Ali BAYRAMOĞLU
BDP paketten memnun değil, Kandil'in açıklamaları da son derece olumsuz. Öcalan'ın vereceği tepki elbette önemli. Ancak bu tepkinin ilişkiyi koparmadan 'farklı model' talebinin tekrar altını çizmesi şaşırtıcı olmaz. Sözünü ettiğimiz bu modelin iki unsuru var: Öcalan'ın özgürleşmesi ve açık müzakere yapması (yapılması). İki de hedefi var: Statü ve affı içeren bir siyasi örgütlenme özgürlüğü...
Bu çerçevede bakıldığında demokrasi paketinin Kürt Hareketi'nin beklenti ve taleplerini karşılamadığı açıktır.
Öcalan'ın 'barış süreci formulü' temel olarak bu modelin aşamalarının ters yüz edilmesiydi. 'Önce müzakereler üzerinden taleplerin karşılanması ve siyasi alanın genişlemesi sonra silahsızlanma' formulü yerini 'önce silahların çekilmesi sonra siyasi alanın açılması ve müzakere' fikrine bırakmıştı. Siyasi alan genişlemesi ve bu alanda verilecek mücadele genel bir demokratikleşmeyi öngörüyor, ancak 'af' ve 'örgütün statüsü' gibi unsurlar müzakereyi kaçınılmaz kılıyordu.
Açıktır: Bu bakış 'Kürt sorunu ile Kürt siyasi hareketi arasında tam bir özdeşlik' kurmaktadır.

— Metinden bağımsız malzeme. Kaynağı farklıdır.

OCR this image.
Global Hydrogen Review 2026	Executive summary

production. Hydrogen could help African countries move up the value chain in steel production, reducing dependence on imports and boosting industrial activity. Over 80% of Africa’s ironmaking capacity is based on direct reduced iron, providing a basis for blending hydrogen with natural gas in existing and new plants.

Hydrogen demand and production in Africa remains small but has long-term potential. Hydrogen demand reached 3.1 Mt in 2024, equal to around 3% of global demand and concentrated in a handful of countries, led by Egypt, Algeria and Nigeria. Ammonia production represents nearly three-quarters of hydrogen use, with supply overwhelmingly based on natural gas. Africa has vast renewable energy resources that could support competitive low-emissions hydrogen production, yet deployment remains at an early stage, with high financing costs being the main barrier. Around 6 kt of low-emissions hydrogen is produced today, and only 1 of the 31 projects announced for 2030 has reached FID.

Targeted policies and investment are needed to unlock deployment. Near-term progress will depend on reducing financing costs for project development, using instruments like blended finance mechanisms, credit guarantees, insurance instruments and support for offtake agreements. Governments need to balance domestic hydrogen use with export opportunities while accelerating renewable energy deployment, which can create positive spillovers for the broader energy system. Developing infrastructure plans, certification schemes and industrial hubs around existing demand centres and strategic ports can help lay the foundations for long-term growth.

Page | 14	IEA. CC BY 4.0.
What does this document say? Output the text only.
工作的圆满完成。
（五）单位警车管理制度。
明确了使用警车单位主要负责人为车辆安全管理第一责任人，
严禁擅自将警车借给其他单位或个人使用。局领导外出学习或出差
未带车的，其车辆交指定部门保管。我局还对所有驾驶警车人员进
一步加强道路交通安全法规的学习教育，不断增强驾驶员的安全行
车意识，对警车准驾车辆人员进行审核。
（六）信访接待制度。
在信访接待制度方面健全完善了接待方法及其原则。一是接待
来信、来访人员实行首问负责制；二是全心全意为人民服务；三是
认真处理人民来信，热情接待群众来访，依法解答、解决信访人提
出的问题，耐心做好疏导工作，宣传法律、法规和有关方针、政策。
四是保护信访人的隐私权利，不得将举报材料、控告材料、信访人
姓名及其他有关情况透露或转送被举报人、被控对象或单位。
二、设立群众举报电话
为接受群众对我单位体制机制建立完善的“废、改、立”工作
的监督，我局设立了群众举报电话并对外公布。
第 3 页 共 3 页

Siyasi iktidarın bakışı ise farklıdır. 'Kürt Siyasi Hareketi ile Kürt sorunu arasında önemli bir mesafe' olduğu varsayımına dayanan bu bakış, bireysel bazda tüketilecek tüm kimlik haklarının tanınması, yerel yönetimlerin güçlendirilmesiyle Kürt siyasi alanının siyasi rekabete açılması, Kürtlerin kendilerini yönetme taleplerinin bu çerçevede tatmin edilmesini öngörmekte, Kürt sorununun bu çerçevede çözüleceğini varsaymaktadır. Bunu 'demokratik entegrasyon modeli' olarak tanımlamak mümkündür. AK Parti zaman içerisinde bu model önündeki en büyük engellin PKK'nın silahlı mücadelesi olduğunu teslim etmiştir. Ve Öcalan ile açık temas üzerinden örgütün talepleriyle kendi modeli arasında kesişme noktaları aramaya ve silahsız ortamı oluşturmaya soyunmuştur. Siyasi iktidar açısından barış sürecini başlatan güdü budur. Ve bu durumda demokratik entegrasyon modeli itibariyle bakıldığında, demokratikleşme paketi şüphe yok ki, önemli ve ileri yönler içermektedir.
Şunu görmek gerek: Barış süreci başından beri bu iki ayrı bakış ve model arasındaki farkı içermektedir. Örgüt iradesiyle devlet iradesinin siyaset temelinde ortak bir söylem tutturmuş olmaları bu gerçeği hiç bir zaman değiştirmedi.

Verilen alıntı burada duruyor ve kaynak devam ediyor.